Conclusions: MCIDs for apathy on three scales will help evaluate treatment efficacy at the individual level. However, the modest correspondence between MCID and clinical impression of change suggests the need to consider other scales.

Keywords: Alzheimer’s disease; Apathy; behavioral and psychological symptoms of dementia (BPSD); clinical assessment; rating scales.
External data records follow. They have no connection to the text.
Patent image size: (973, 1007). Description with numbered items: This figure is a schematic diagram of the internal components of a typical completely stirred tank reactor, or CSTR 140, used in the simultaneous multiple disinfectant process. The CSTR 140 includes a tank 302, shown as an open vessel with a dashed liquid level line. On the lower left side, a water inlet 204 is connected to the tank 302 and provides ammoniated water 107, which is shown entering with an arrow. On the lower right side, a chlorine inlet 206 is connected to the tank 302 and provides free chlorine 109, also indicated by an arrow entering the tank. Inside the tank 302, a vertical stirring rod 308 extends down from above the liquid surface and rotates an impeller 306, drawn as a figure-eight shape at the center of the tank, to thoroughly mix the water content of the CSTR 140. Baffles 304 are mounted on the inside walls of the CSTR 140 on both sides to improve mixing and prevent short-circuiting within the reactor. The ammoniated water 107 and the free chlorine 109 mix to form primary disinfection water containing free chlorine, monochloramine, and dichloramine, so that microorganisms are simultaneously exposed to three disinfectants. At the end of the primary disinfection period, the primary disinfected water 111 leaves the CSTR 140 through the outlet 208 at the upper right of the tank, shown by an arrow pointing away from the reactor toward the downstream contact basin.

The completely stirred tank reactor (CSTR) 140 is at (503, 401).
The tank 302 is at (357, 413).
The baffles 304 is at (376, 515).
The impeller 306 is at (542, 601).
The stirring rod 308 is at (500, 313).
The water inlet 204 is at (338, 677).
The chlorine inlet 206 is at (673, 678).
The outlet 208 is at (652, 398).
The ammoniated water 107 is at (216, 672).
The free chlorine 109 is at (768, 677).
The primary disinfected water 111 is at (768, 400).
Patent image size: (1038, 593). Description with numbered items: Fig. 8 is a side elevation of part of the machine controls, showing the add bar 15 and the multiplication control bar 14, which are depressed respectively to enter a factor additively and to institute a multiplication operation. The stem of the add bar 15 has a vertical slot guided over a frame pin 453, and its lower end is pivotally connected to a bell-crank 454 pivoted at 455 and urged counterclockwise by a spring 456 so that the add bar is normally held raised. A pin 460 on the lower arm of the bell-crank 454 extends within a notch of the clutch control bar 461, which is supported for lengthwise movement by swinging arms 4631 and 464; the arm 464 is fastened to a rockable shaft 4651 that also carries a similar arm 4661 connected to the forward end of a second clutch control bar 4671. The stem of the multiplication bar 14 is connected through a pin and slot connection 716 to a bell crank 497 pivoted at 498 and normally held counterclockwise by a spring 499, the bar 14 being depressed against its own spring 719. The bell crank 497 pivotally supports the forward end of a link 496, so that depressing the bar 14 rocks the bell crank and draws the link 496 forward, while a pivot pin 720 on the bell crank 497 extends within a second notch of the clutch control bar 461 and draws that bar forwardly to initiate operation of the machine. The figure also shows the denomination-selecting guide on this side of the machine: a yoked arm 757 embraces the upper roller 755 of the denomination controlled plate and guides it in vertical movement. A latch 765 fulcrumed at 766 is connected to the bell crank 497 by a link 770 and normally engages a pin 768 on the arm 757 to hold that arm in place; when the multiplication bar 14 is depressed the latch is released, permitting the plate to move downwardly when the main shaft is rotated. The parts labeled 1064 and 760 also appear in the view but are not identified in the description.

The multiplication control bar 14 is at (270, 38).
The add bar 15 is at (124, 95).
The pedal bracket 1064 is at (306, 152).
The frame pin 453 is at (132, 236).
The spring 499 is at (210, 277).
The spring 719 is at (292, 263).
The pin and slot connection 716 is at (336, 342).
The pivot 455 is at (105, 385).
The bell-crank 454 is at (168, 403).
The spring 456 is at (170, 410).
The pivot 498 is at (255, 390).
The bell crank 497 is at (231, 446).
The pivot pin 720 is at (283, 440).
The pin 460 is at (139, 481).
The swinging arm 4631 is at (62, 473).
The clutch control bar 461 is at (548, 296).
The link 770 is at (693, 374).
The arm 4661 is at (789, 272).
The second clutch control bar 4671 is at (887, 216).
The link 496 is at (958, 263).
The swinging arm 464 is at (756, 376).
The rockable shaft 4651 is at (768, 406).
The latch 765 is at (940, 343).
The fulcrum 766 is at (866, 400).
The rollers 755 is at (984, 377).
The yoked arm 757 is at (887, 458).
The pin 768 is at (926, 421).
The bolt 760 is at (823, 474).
Figure 1:. Clinically meaningful within-person change scores on the NPI-A, AES-I and DAIR

The figure shows the least squares estimated mean change score on the target measures at any visit (v) from baseline for each level of change on the CGIC-A. The estimates were derived by including scores from all visits in a linear mixed model with CGIC-A as the predictor and subjects as the random factor. Abbreviations - ADMET: Apathy in Dementia Methylphenidate Trial; DAIR: Dementia Apathy Interview and Rating scale; AES-I: Apathy Evaluation Scale - Informant; NPI-A: Neuropsychiatric Inventory - Apathy; SD: Standard Deviation

Figure 2:. Empirical CDF of change on apathy scales as per clinically meaningful change levels

The figure shows cumulative proportion and 95% confidence interval bands of participants in each level of the CGIC-A across the range of change scores (x-axis). The range of change scores where the levels of CGIC-A show a greater separation indicates thresholds that are sensitive to detecting clinically meaningful change in symptoms. Abbreviations - AES-I: Apathy Evaluation Scale - Informant; CDF: Cumulative Distribution Function; DAIR: Dementia Apathy Interview and Rating Scale; NPI-A: Neuropsychiatric Inventory – Apathy

Figure 3:. Performance metrics of proposed thresholds for target measures

The figure shows sensitivity (true positives identified among actual positives), specificity (true negatives identified among actual negatives), accuracy (true positives and true negatives among all observations), precision (positive predictive value; true positives among all positives predicted by threshold), and F1 score (equally weighs precision and sensitivity).